O Advento é o tempo da expectativa, da escuta e da contemplação. É o tempo da atenção a Deus e ao que caminha ao nosso lado. Por isso mesmo, é o tempo da vigilância, de abandonar a indiferença e o auto-centramento, para nos abrirmos ao dom, para nos abrirmos a Deus e à aventura da vida vivida em atitude de serviço.
O que vos digo a vós, digo-o a todos: Vigiai!
Marcos 13,33-47
Com o primeiro domingo do Advento começa o ano litúrgico “B”, durante o qual teremos como guia o evangelista Marcos, particularmente nos domingos do Tempo Comum. Ao longo de doze meses, reviveremos os mistérios da vida do Senhor. Cada ciclo litúrgico começa com o tempo do Advento, composto por quatro domingos que nos preparam para o Natal.

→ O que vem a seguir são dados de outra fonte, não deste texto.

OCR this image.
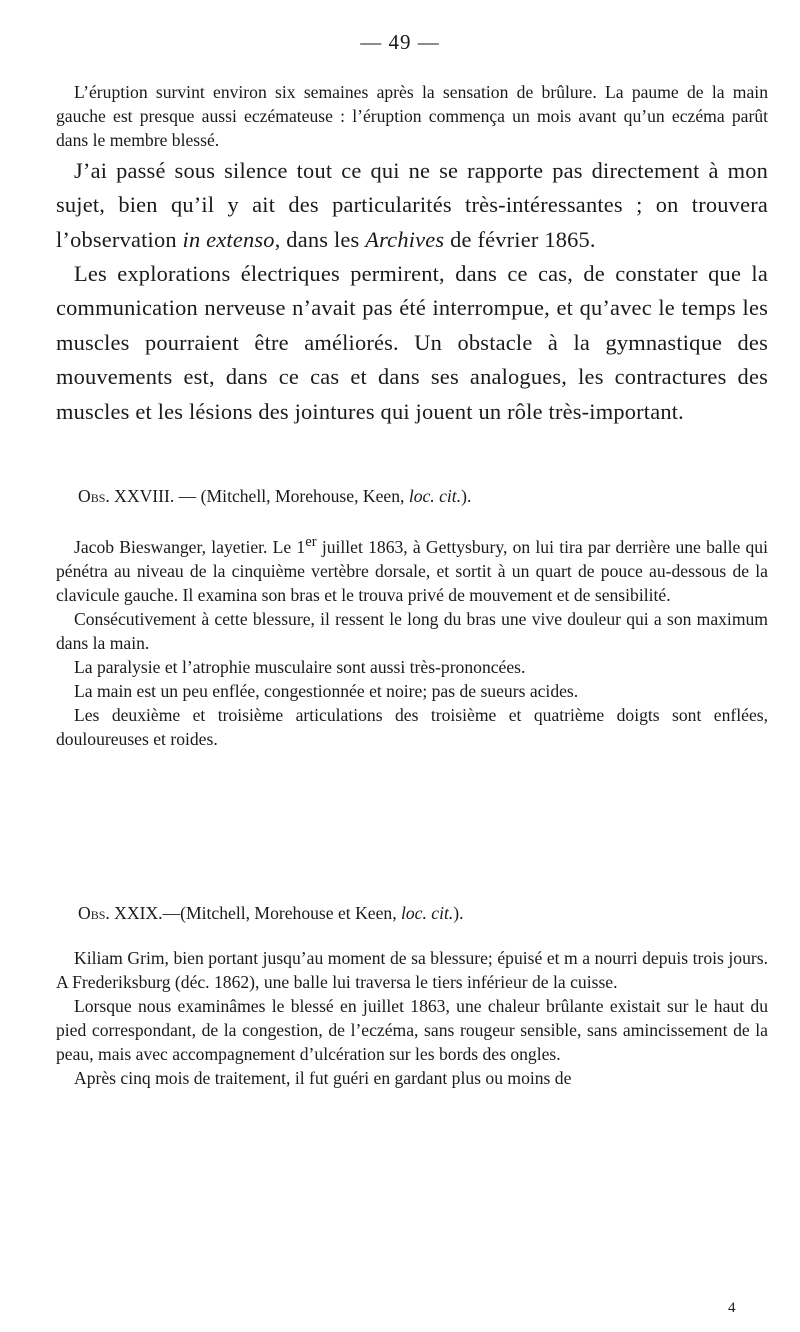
— 49 —

L’éruption survint environ six semaines après la sensation de brûlure. La paume de la main gauche est presque aussi eczémateuse : l’éruption commença un mois avant qu’un eczéma parût dans le membre blessé.

J’ai passé sous silence tout ce qui ne se rapporte pas directement à mon sujet, bien qu’il y ait des particularités très-intéressantes ; on trouvera l’observation in extenso, dans les Archives de février 1865.

Les explorations électriques permirent, dans ce cas, de constater que la communication nerveuse n’avait pas été interrompue, et qu’avec le temps les muscles pourraient être améliorés. Un obstacle à la gymnastique des mouvements est, dans ce cas et dans ses analogues, les contractures des muscles et les lésions des jointures qui jouent un rôle très-important.

Obs. XXVIII. — (Mitchell, Morehouse, Keen, loc. cit.).

Jacob Bieswanger, layetier. Le 1er juillet 1863, à Gettysbury, on lui tira par derrière une balle qui pénétra au niveau de la cinquième vertèbre dorsale, et sortit à un quart de pouce au-dessous de la clavicule gauche. Il examina son bras et le trouva privé de mouvement et de sensibilité.

Consécutivement à cette blessure, il ressent le long du bras une vive douleur qui a son maximum dans la main.

La paralysie et l’atrophie musculaire sont aussi très-prononcées.

La main est un peu enflée, congestionnée et noire; pas de sueurs acides.

Les deuxième et troisième articulations des troisième et quatrième doigts sont enflées, douloureuses et roides.

Obs. XXIX.—(Mitchell, Morehouse et Keen, loc. cit.).

Kiliam Grim, bien portant jusqu’au moment de sa blessure; épuisé et m a nourri depuis trois jours. A Frederiksburg (déc. 1862), une balle lui traversa le tiers inférieur de la cuisse.

Lorsque nous examinâmes le blessé en juillet 1863, une chaleur brûlante existait sur le haut du pied correspondant, de la congestion, de l’eczéma, sans rougeur sensible, sans amincissement de la peau, mais avec accompagnement d’ulcération sur les bords des ongles.

Après cinq mois de traitement, il fut guéri en gardant plus ou moins de

4
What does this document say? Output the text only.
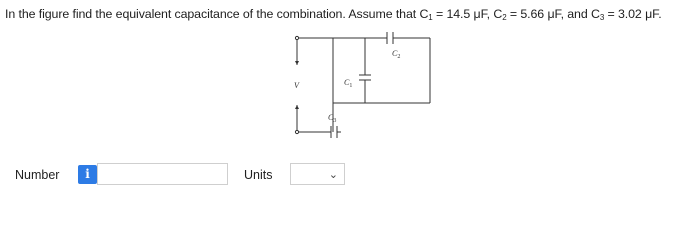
In the figure find the equivalent capacitance of the combination. Assume that $C_1 = 14.5$ μF, $C_2 = 5.66$ μF, and $C_3 = 3.02$ μF.
V	$C_1$
$C_2$
$C_3$
Number	i	Units	⌄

Advento, do latim Adventus, significa vinda. De que vinda se trata? Pensamos espontaneamente na do Natal. De facto, preparamo-nos para celebrar a memória do nascimento de Jesus. Mas, na realidade, o novo ano litúrgico enxerta-se no ponto de chegada do anterior, retomando a atitude do cristão que se orienta para o futuro. Deus vem do futuro! Um futuro que não deve ser temido, mas desejado, porque não é o fim, mas a meta da nossa vida, a realização das suas promessas. É por isso que, no evangelho de hoje, ouvimos a conclusão do discurso escatológico de Jesus, segundo o evangelho de Marcos. O primeiro domingo do Advento faz sempre eco à última invocação da Igreja que espera o seu Esposo: “Maràna tha! Vem, Senhor” (Apocalipse 22,20).
O cristão vive no “entretanto”, entre duas vindas: a vinda de Cristo na carne e o seu regresso na glória. É por isso que o primeiro domingo do Advento renova o convite à vigilância,repetido quatro vezes no evangelho de hoje: “Acautelai-vos e vigiai!... O Senhor, antes de partir, deu plenos poderes aos seus servos, atribuindo a cada um a sua tarefa, e mandou ao porteiro que vigiasse. Vigiai, portanto!... O que vos digo a vós, digo-o a todos: Vigiai!”.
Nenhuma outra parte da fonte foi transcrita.